You've got to be careful of unintended consequences here. And those consequences could involve not only not really deterring Iran from what they want to do, but, more importantly, it could have a serious impact in the region, and it could have a serious impact on U.S. forces in the region.

The conclusion by Israel's deep thinkers is similar. According to Reuters (accessed November 16 at the Robert Dreyfuss blog, www.thenation.com):

A leading Israeli investment firm said on Thursday any military strike on Iranian nuclear facilities would exact an economic price too high for the world to accept, and as a result, it would likely acquiesce to a nuclear Iran. A sharp rise in the price of oil, the costs of war and the damage to global trade would be too great and deter world powers from taking any serious action, said Amir Kahanovich, chief economist at Clal Finance, one of Israel's largest brokerage houses ["The Iranian Issue through Economic Eyes"]. The assessment differed sharply from Israel's official position that Tehran's nuclear aspirations are unacceptable and that all options are on the table in preventing a nuclear-armed Iran, which it views as a threat to its existence.

So scaring Iran and its allies was Israel's point — and affecting the U.S. election perhaps. Stay tuned six months from now, when the 2012 race will be getting serious.

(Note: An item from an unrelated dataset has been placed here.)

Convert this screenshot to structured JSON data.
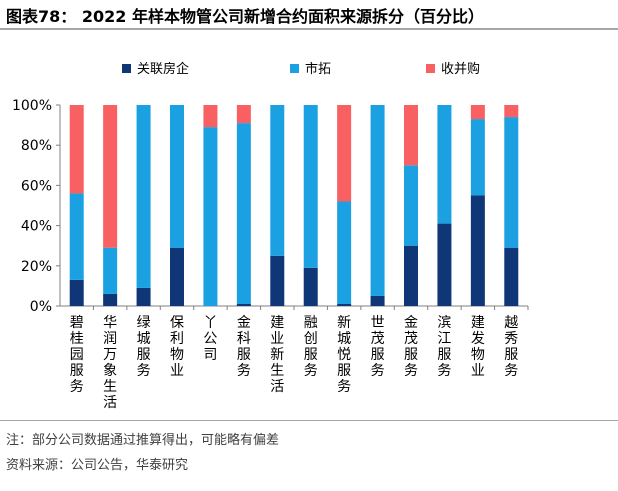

A nuclear topic that is seldom discussed is Israel's regional monopoly; U.S. government documents relating to it are still classified. Part of that history is detailed in this issue by Leonard Weiss, who is in a unique position to analyze it. He was Senator John Glenn's chief adviser on nonproliferation issues in 1979, when an apparent nuclear test took place in the Indian Ocean involving Israel and the apartheid regime in South Africa. At the time, the Cold War was raging, America's friend the shah of Iran had just fallen, and Israel was still considered a U.S. aircraft carrier in the region.

The U.S. commitment to Israel's qualitative edge over its enemies has enabled its nuclear monopoly. No need for diplomacy, containment, parity or mutually assured destruction. A comment by the American Nobel Laureate Saul Bellow that recently came to my attention may explain Israel's need for total control of its environment: a militarily peerless Israel negates the Holocaust. Diplomacy, the give and take between adversaries, is for the weak. This puts the "threat" from an Iranian deterrent in some perspective. It must be said, however, that Israel's control of its environment would be impossible without control over the U.S. government. Ambassador Freeman's essay on U.S. policy in the region contains a lucid exploration of this phenomenon.